Najpierw należy złożyć pedały, a następnie opuścić sztycę (za pomocą szybkozamykacza). Następnie złóż kolumnę kierownicy i zwolnij główny zacisk, aby złożyć ją na pół. W tym momencie można odblokować i wyjąć akumulator, co zmniejszy wagę całkowitą o około 4 kg – ewentualnie włóż akumulator do plecaka.
Główny problem polega na tym, że po złożeniu nie ma nic, co mogłoby go utrzymać w stanie złożonym – podczas podnoszenia trzeba go trzymać razem. Rączka jest wbudowana w ramę, co trochę pomaga, ale jeśli masz choćby najmniejsze oznaki problemów z plecami, nie ryzykowałbym, chyba że jest Was dwóch. Nie jest też przyjazny dla pociągów – wystarczy go przecisnąć przez drzwi, a zajmie dwa miejsca w przedziale rowerowym.
Jazda próbna
Jeździłem wcześniej na Engine Pro i wiedziałem, czego się spodziewać po X. Jeśli tak jak ja jesteś przyzwyczajony do jazdy na zwykłym rowerze szosowym, będzie to dla ciebie lekki szok. Początkowo wydaje się ciężki i niezgrabny, ale poprawia się, gdy już się przyzwyczaisz i nabierzesz prędkości. Wspomaganie pedałowania włącza się dość szybko, a gdy już to nastąpi, przyspieszenie jest imponujące i gwarantuje wywołanie uśmiechu na Twojej twarzy.
Moja początkowa trasa testowa liczyła 22 mile i obejmowała odcinek ok NCR27 – tutaj czułem się zupełnie jak w domu, jadąc cichą ścieżką rowerową, omijając dziwną wiewiórkę i podziwiając oszałamiającą scenerię. Ustawiłem wspomaganie na poziom 3, który wygodnie popycha Cię z prędkością 13–14 mil na godzinę. Jazda jest komfortowa i relaksująca. Może i nogi kręciły pedałami, ale czujnik tętna wskazywał, że spaceruję spokojnie!

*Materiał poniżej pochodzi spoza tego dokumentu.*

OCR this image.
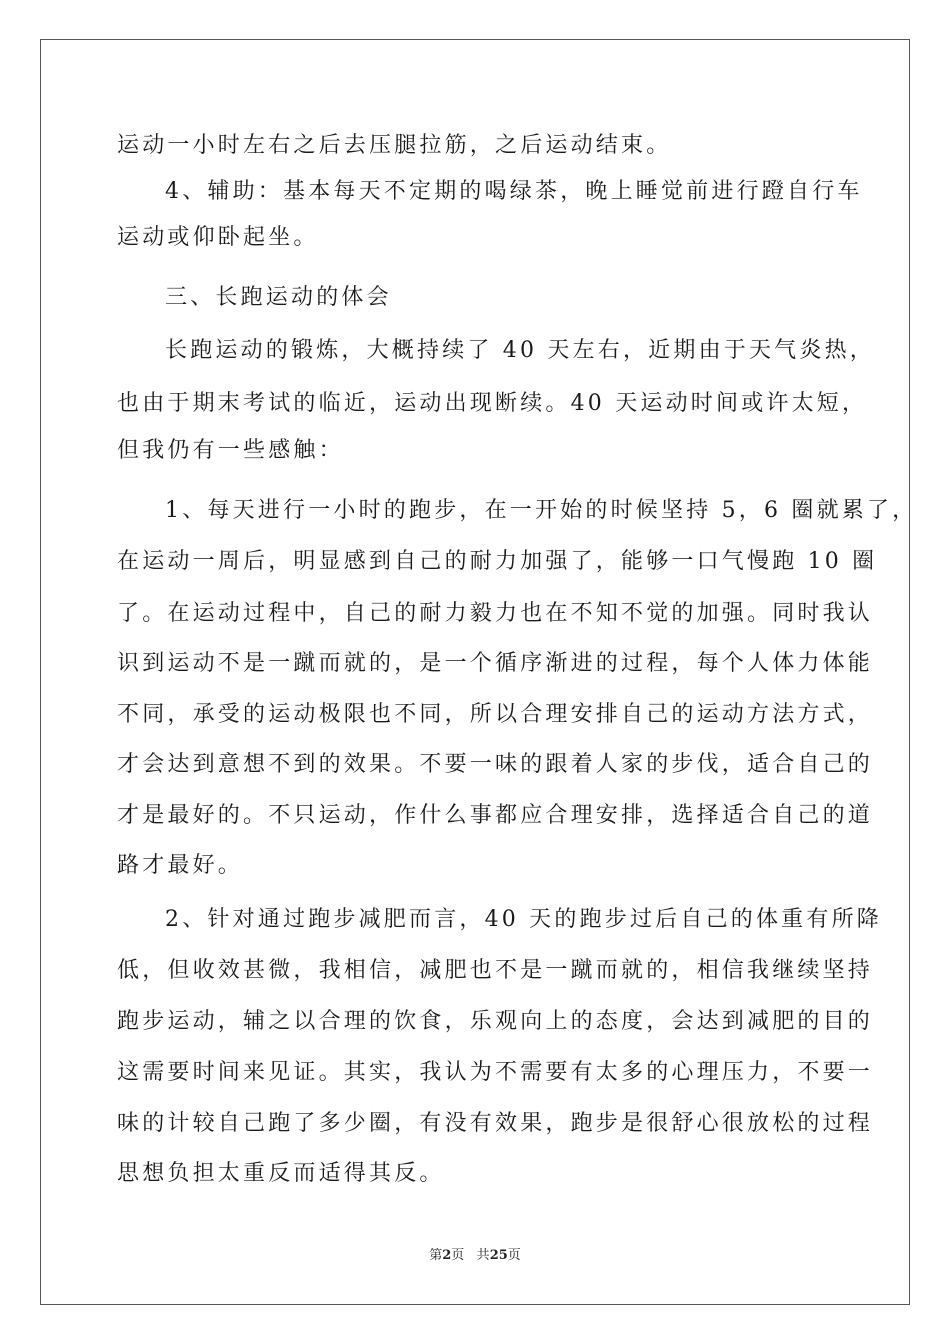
运动一小时左右之后去压腿拉筋，之后运动结束。
4、辅助：基本每天不定期的喝绿茶，晚上睡觉前进行蹬自行车
运动或仰卧起坐。
三、长跑运动的体会
长跑运动的锻炼，大概持续了 40 天左右，近期由于天气炎热，
也由于期末考试的临近，运动出现断续。40 天运动时间或许太短，
但我仍有一些感触：
1、每天进行一小时的跑步，在一开始的时候坚持 5，6 圈就累了，
在运动一周后，明显感到自己的耐力加强了，能够一口气慢跑 10 圈
了。在运动过程中，自己的耐力毅力也在不知不觉的加强。同时我认
识到运动不是一蹴而就的，是一个循序渐进的过程，每个人体力体能
不同，承受的运动极限也不同，所以合理安排自己的运动方法方式，
才会达到意想不到的效果。不要一味的跟着人家的步伐，适合自己的
才是最好的。不只运动，作什么事都应合理安排，选择适合自己的道
路才最好。
2、针对通过跑步减肥而言，40 天的跑步过后自己的体重有所降
低，但收效甚微，我相信，减肥也不是一蹴而就的，相信我继续坚持
跑步运动，辅之以合理的饮食，乐观向上的态度，会达到减肥的目的
这需要时间来见证。其实，我认为不需要有太多的心理压力，不要一
味的计较自己跑了多少圈，有没有效果，跑步是很舒心很放松的过程
思想负担太重反而适得其反。
第2页 共25页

Nawet okazjonalna ulewna ulewa nie była w stanie zepsuć mojego nastroju – zawsze nie byłem pewien co do tych dużych, ciężkich składanych rowerów elektrycznych i po raz pierwszy naprawdę podobało mi się to doświadczenie. Nogi nadal bolały mnie po kilku poprzednich dniach jazdy na rowerze, a jazda na Engwe zapewniła im mile widzianą przerwę.
Plusy i minusy
ZALETY
- Bardzo dobry stosunek ceny do jakości
- Wspaniały występ
- Wygodny
Wady
- Bardzo ciężki
- Zbyt nieporęczny, aby zabrać go do transportu publicznego
Wnioski
Jeśli szukasz prostego i skutecznego środka transportu, który dowiezie Cię z punktu A do punktu B, nie ma nic, czego mógłbyś nie lubić w przypadku Engwe Engine X. Spełnia wszystkie wymagania – jest wygodny, praktyczny i zapewnia mnóstwo pomocy. Zamontuj przedni bagażnik i masz de facto e-rower cargo za ułamek ponad 1000 funtów – słyszałem nawet o ludziach montujących foteliki dziecięce z tyłu. Jeśli szukasz składanego roweru elektrycznego do transportu publicznego, jest to możliwe, ale nie musisz chodzić na siłownię, nosząc go codziennie!
Używałem go regularnie przez ostatni tydzień i eliminuje wysiłek podczas wypraw na zakupy. W plecaku i sakwach zmieściłam zaskakującą ilość zakupów, co oszczędziło mi jeżdżenia samochodem i stania w kolejkach w nieuniknionych korkach. Zapewnia odprężenie podczas dłuższych przejażdżek, eliminując wysiłek związany z pedałowaniem i ciesząc się przyrodą. Jeśli możesz żyć z ciężkim i dziwacznym stylem, warto to rozważyć.